Empathy is the heart and soul of good listening.  Do the best we can to tune into the speaker’s feelings. If we feel sad when another expresses sadness, joyful when they express joy, fearful when they describe their fears (and we should convey those feelings through our facial expressions and words), our effectiveness is high as a good listener.

To experience empathy, we need to put ourselves in the other person’s place and allow ourselves to feel what it’s like to be in their shoes at that moment. This is not an easy thing to do. It takes energy and concentration. But it’s very generous and helpful to do.  It also facilitates communication like nothing else does.

Give positive feedback.

Give the speaker some proof that we are listening, that we are following their train of thought by reflecting their feelings. “How thrilling!” or “That was a horrible thing for you.” or “I can see how you might have been confused.” If the speaker’s feelings are hidden or unclear, then occasionally paraphrase their message. Or just nod and show understanding with appropriate facial expressions and an occasional well-timed “hmmm” or “uh huh.”

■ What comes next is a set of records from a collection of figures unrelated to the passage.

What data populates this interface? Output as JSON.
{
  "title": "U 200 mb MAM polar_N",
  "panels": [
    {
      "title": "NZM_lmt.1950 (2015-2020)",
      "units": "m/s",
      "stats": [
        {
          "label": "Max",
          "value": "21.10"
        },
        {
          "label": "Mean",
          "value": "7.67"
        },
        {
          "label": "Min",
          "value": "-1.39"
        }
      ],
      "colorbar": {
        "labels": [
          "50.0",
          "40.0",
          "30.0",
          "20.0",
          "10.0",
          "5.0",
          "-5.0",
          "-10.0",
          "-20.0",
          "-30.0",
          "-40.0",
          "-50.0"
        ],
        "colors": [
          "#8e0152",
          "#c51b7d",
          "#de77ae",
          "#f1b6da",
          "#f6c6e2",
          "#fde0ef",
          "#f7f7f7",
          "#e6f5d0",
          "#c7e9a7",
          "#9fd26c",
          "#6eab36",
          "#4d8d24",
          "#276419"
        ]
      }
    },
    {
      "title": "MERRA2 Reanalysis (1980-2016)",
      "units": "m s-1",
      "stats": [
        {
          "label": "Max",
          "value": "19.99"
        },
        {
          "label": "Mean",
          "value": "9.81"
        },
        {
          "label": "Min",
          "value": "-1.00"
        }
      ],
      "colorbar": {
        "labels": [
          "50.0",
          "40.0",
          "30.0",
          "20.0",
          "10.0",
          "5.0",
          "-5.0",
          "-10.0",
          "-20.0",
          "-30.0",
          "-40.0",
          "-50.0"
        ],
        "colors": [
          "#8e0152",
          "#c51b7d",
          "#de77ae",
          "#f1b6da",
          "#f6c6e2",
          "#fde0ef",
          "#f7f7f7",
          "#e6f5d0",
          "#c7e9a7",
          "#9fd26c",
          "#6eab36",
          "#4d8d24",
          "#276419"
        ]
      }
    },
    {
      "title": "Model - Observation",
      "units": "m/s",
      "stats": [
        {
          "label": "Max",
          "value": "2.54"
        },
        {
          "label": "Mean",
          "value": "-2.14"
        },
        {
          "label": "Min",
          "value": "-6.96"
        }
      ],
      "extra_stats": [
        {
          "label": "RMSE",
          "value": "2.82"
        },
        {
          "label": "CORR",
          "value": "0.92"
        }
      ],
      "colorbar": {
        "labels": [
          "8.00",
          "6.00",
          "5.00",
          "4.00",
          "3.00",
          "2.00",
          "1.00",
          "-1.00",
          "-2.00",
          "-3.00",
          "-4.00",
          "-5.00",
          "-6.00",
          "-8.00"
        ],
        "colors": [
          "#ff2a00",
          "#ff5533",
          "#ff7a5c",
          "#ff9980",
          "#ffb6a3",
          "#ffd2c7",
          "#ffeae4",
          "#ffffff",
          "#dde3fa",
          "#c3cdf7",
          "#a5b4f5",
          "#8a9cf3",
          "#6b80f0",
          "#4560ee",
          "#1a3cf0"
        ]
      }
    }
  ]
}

Pay attention to what isn’t said—to nonverbal cues.

We extract much information about each other without saying a word. Even over the phone, we can learn almost as much about a person from the tone and cadence of another’s voice than from anything they say.

Face to face with a person, we can detect enthusiasm, boredom, or irritation quickly in the expression around the eyes, the set of the mouth, the slope of the shoulders. These are clues we cannot ignore. When listening, know that words tell us only a fraction of the message.

Begin today!  What better holiday to begin practicing these new listening skills!